Sleeping in cars will remain illegal in Victoria for the time being as city staff investigate implications of making changes to bylaws.
Mayor Lisa Helps and Coun. Chris Coleman had proposed council approve an exemption to the city’s streets and traffic bylaw so that tickets would not be issued to people sleeping in cars parked on the street when the city’s vacancy rate falls below three per cent. It is currently about 0.5 per cent.
Helps said Thursday it had become clear that the issue was more complex than simply amending a bylaw and could have implications on staff time and resources. Councillors agreed to defer consideration until staff report back at the next quarterly update in May.
“I think what we want to make sure is that we’re changing the right section of the right bylaw in the right way,” Helps said in an interview.
Data gathered by Coleman and Helps show the number of tickets for sleeping in vehicles has been increasing. Eighty tickets were issued in 2014, 62 in 2015 and 176 in 2016. The data show spikes in tickets issued in February, October and November as well as in June and July.
City clerk Chris Coates told councillors that there are two sections of the streets and traffic bylaw that cover sleeping in cars — one that deals with night parking and includes RVs and campers, and another that deals with sleeping in vehicles.
“It seems from a broader perspective likely more comprehensive and appropriate to capture both of those elements,” he said.
Helps told councillors it might be straightforward.
“At first it didn’t seem [to be a big body of work]. It may not be. It may just be making sure there’s cohesion amongst the parks, the streets — all the bylaws,” she said.
Coun. Ben Isitt said the city should simply delete sections of the bylaw relating to sleeping in vehicles.
“My view is that no one should have to sleep in a vehicle in the city of Victoria — but I also believe if they have to, they shouldn’t be criminalized,” Isitt said.
Coleman said the intent of the proposed change was never to allow people to park their RVs along Dallas Road.

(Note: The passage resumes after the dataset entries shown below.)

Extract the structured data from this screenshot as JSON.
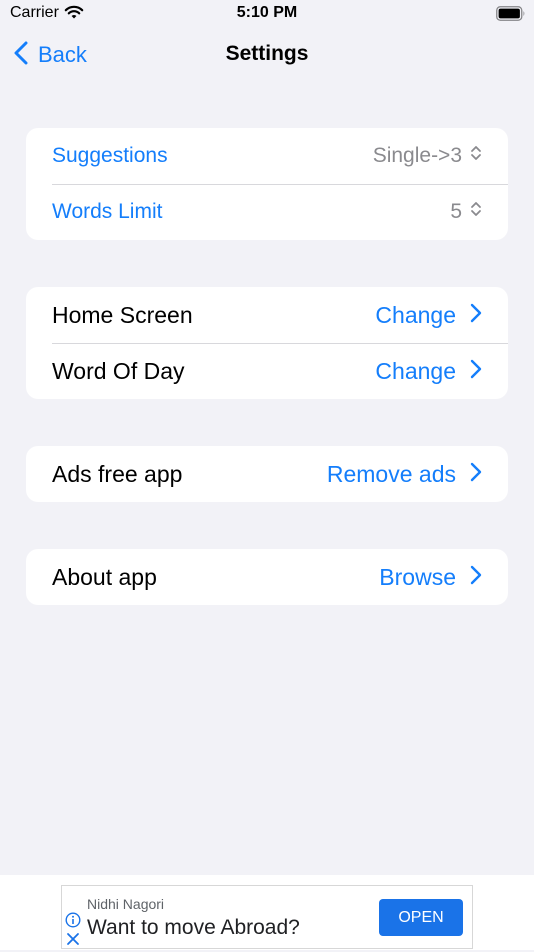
{
  "status_bar": {
    "carrier": "Carrier",
    "time": "5:10 PM"
  },
  "nav": {
    "back_label": "Back",
    "title": "Settings"
  },
  "groups": [
    {
      "rows": [
        {
          "label": "Suggestions",
          "value": "Single->3"
        },
        {
          "label": "Words Limit",
          "value": "5"
        }
      ]
    },
    {
      "rows": [
        {
          "label": "Home Screen",
          "value": "Change"
        },
        {
          "label": "Word Of Day",
          "value": "Change"
        }
      ]
    },
    {
      "rows": [
        {
          "label": "Ads free app",
          "value": "Remove ads"
        }
      ]
    },
    {
      "rows": [
        {
          "label": "About app",
          "value": "Browse"
        }
      ]
    }
  ],
  "ad": {
    "author": "Nidhi Nagori",
    "headline": "Want to move Abroad?",
    "cta": "OPEN"
  },
  "colors": {
    "accent": "#147efb",
    "background": "#f2f2f7",
    "ad_button": "#1a73e8"
  }
}
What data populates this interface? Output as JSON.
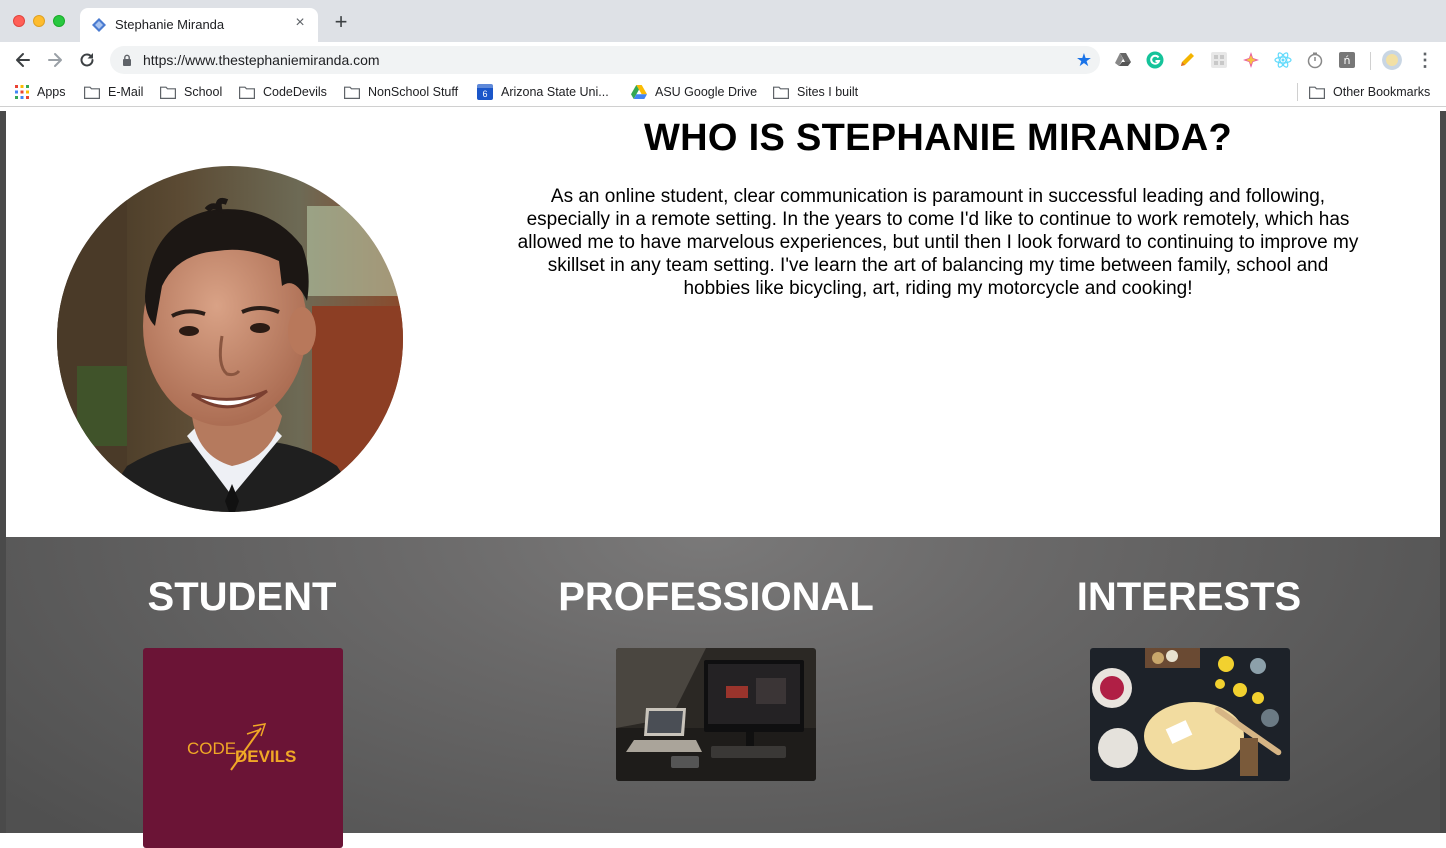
{
  "browser": {
    "tab_title": "Stephanie Miranda",
    "tab_close": "×",
    "new_tab": "+",
    "url": "https://www.thestephaniemiranda.com",
    "star": "★",
    "menu": "⋮",
    "bookmarks": [
      {
        "label": "Apps",
        "icon": "apps-grid-icon"
      },
      {
        "label": "E-Mail",
        "icon": "folder-icon"
      },
      {
        "label": "School",
        "icon": "folder-icon"
      },
      {
        "label": "CodeDevils",
        "icon": "folder-icon"
      },
      {
        "label": "NonSchool Stuff",
        "icon": "folder-icon"
      },
      {
        "label": "Arizona State Uni...",
        "icon": "calendar-icon"
      },
      {
        "label": "ASU Google Drive",
        "icon": "google-drive-icon"
      },
      {
        "label": "Sites I built",
        "icon": "folder-icon"
      },
      {
        "label": "Other Bookmarks",
        "icon": "folder-icon"
      }
    ],
    "calendar_day": "6"
  },
  "about": {
    "title": "WHO IS STEPHANIE MIRANDA?",
    "text": "As an online student, clear communication is paramount in successful leading and following, especially in a remote setting. In the years to come I'd like to continue to work remotely, which has allowed me to have marvelous experiences, but until then I look forward to continuing to improve my skillset in any team setting. I've learn the art of balancing my time between family, school and hobbies like bicycling, art, riding my motorcycle and cooking!"
  },
  "sections": [
    {
      "title": "STUDENT",
      "image": "codedevils-logo"
    },
    {
      "title": "PROFESSIONAL",
      "image": "desk-laptop-photo"
    },
    {
      "title": "INTERESTS",
      "image": "cooking-photo"
    }
  ],
  "codedevils_logo": {
    "word1": "CODE",
    "word2": "DEVILS",
    "bg_color": "#6b1436",
    "text_color": "#f0a826"
  },
  "colors": {
    "accent_blue": "#1a73e8",
    "page_gray": "#6a6969"
  }
}
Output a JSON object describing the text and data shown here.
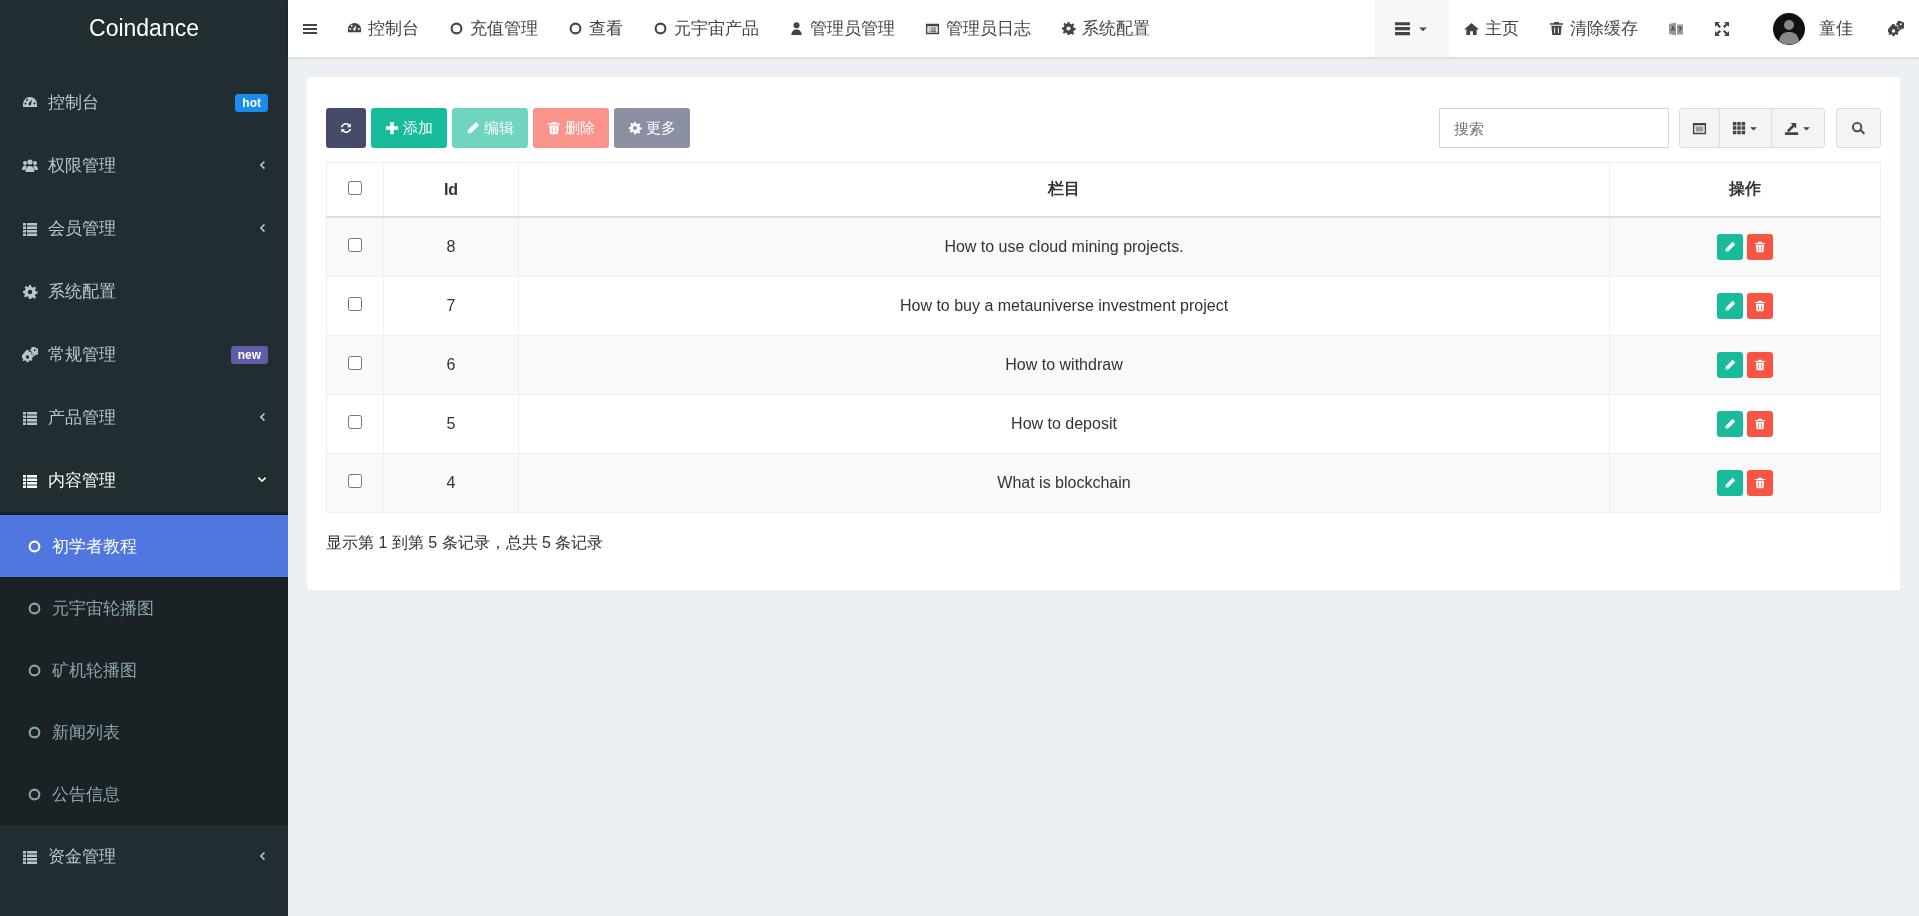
{
  "brand": "Coindance",
  "topnav": [
    {
      "label": "控制台"
    },
    {
      "label": "充值管理"
    },
    {
      "label": "查看"
    },
    {
      "label": "元宇宙产品"
    },
    {
      "label": "管理员管理"
    },
    {
      "label": "管理员日志"
    },
    {
      "label": "系统配置"
    }
  ],
  "topnav_right": [
    {
      "kind": "dropdown"
    },
    {
      "kind": "link",
      "label": "主页"
    },
    {
      "kind": "link",
      "label": "清除缓存"
    },
    {
      "kind": "icon"
    },
    {
      "kind": "icon"
    },
    {
      "kind": "user",
      "label": "童佳"
    },
    {
      "kind": "icon"
    }
  ],
  "sidebar": {
    "items": [
      {
        "label": "控制台",
        "badge": {
          "text": "hot",
          "color": "#1a8cf0"
        }
      },
      {
        "label": "权限管理",
        "expanded": false
      },
      {
        "label": "会员管理",
        "expanded": false
      },
      {
        "label": "系统配置"
      },
      {
        "label": "常规管理",
        "badge": {
          "text": "new",
          "color": "#605ca8"
        }
      },
      {
        "label": "产品管理",
        "expanded": false
      },
      {
        "label": "内容管理",
        "expanded": true,
        "children": [
          {
            "label": "初学者教程",
            "selected": true
          },
          {
            "label": "元宇宙轮播图",
            "selected": false
          },
          {
            "label": "矿机轮播图",
            "selected": false
          },
          {
            "label": "新闻列表",
            "selected": false
          },
          {
            "label": "公告信息",
            "selected": false
          }
        ]
      },
      {
        "label": "资金管理",
        "expanded": false
      }
    ]
  },
  "toolbar": {
    "buttons": [
      {
        "kind": "refresh",
        "disabled": false
      },
      {
        "kind": "add",
        "label": "添加",
        "disabled": false
      },
      {
        "kind": "edit",
        "label": "编辑",
        "disabled": true
      },
      {
        "kind": "delete",
        "label": "删除",
        "disabled": true
      },
      {
        "kind": "more",
        "label": "更多",
        "disabled": true
      }
    ],
    "search": {
      "placeholder": "搜索"
    }
  },
  "table": {
    "columns": [
      "Id",
      "栏目",
      "操作"
    ],
    "select_all_checked": false,
    "rows": [
      {
        "id": "8",
        "title": "How to use cloud mining projects.",
        "checked": false
      },
      {
        "id": "7",
        "title": "How to buy a metauniverse investment project",
        "checked": false
      },
      {
        "id": "6",
        "title": "How to withdraw",
        "checked": false
      },
      {
        "id": "5",
        "title": "How to deposit",
        "checked": false
      },
      {
        "id": "4",
        "title": "What is blockchain",
        "checked": false
      }
    ]
  },
  "pagination_info": "显示第 1 到第 5 条记录，总共 5 条记录"
}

It might be that certain areas would have to be exempted from any changes, he said. “We need to find out what other options have been used in other areas.”
Isitt said he didn’t want staff to undertake “a long, convoluted policy-making expedition.”

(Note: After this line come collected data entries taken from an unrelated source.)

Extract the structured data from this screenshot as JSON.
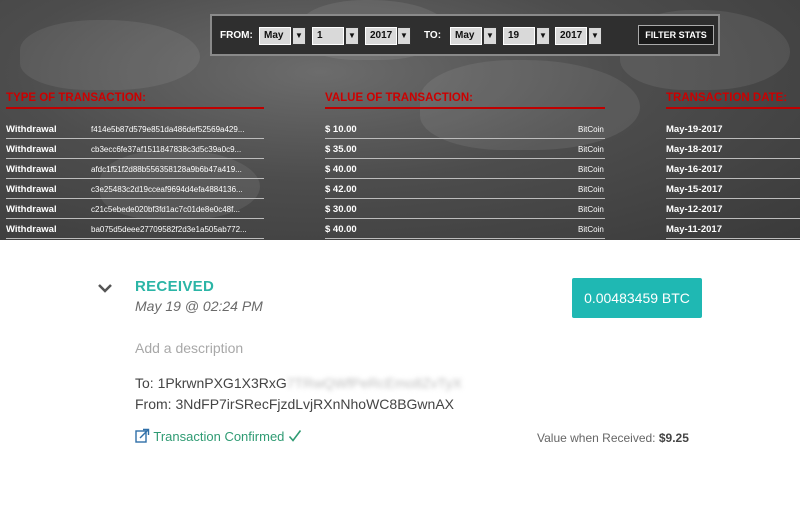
{
  "filter": {
    "from_label": "FROM:",
    "from_month": "May",
    "from_day": "1",
    "from_year": "2017",
    "to_label": "TO:",
    "to_month": "May",
    "to_day": "19",
    "to_year": "2017",
    "button_label": "FILTER STATS"
  },
  "table": {
    "headers": [
      "TYPE OF TRANSACTION:",
      "VALUE OF TRANSACTION:",
      "TRANSACTION DATE:"
    ],
    "rows": [
      {
        "type": "Withdrawal",
        "hash": "f414e5b87d579e851da486def52569a429...",
        "value": "$ 10.00",
        "coin": "BitCoin",
        "date": "May-19-2017"
      },
      {
        "type": "Withdrawal",
        "hash": "cb3ecc6fe37af1511847838c3d5c39a0c9...",
        "value": "$ 35.00",
        "coin": "BitCoin",
        "date": "May-18-2017"
      },
      {
        "type": "Withdrawal",
        "hash": "afdc1f51f2d88b556358128a9b6b47a419...",
        "value": "$ 40.00",
        "coin": "BitCoin",
        "date": "May-16-2017"
      },
      {
        "type": "Withdrawal",
        "hash": "c3e25483c2d19cceaf9694d4efa4884136...",
        "value": "$ 42.00",
        "coin": "BitCoin",
        "date": "May-15-2017"
      },
      {
        "type": "Withdrawal",
        "hash": "c21c5ebede020bf3fd1ac7c01de8e0c48f...",
        "value": "$ 30.00",
        "coin": "BitCoin",
        "date": "May-12-2017"
      },
      {
        "type": "Withdrawal",
        "hash": "ba075d5deee27709582f2d3e1a505ab772...",
        "value": "$ 40.00",
        "coin": "BitCoin",
        "date": "May-11-2017"
      }
    ]
  },
  "transaction": {
    "status": "RECEIVED",
    "datetime": "May 19 @ 02:24 PM",
    "amount": "0.00483459 BTC",
    "description_placeholder": "Add a description",
    "to_label": "To: ",
    "to_address": "1PkrwnPXG1X3RxG",
    "to_address_blurred": "7TRwQWfPeRcEmo8ZvTyX",
    "from_label": "From: ",
    "from_address": "3NdFP7irSRecFjzdLvjRXnNhoWC8BGwnAX",
    "confirmation": "Transaction Confirmed",
    "value_label": "Value when Received: ",
    "value_amount": "$9.25"
  },
  "colors": {
    "accent_teal": "#1fb8b3",
    "status_green": "#2f9b73",
    "header_red": "#cc0000"
  }
}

He said city staff shouldn’t be knocking on car doors, waking people sleeping in their cars.
“My preference is that our bylaw is silent on the issue of people sleeping in vehicles, because then there’s no enforcement of that,” he said.
“I think the only doors we should be knocking on are the legislature and the House of Commons, demanding action by those partner levels of government that in a wealthy country like Canada there’s in a right to shelter and we need programs and funds in place to guarantee that right.”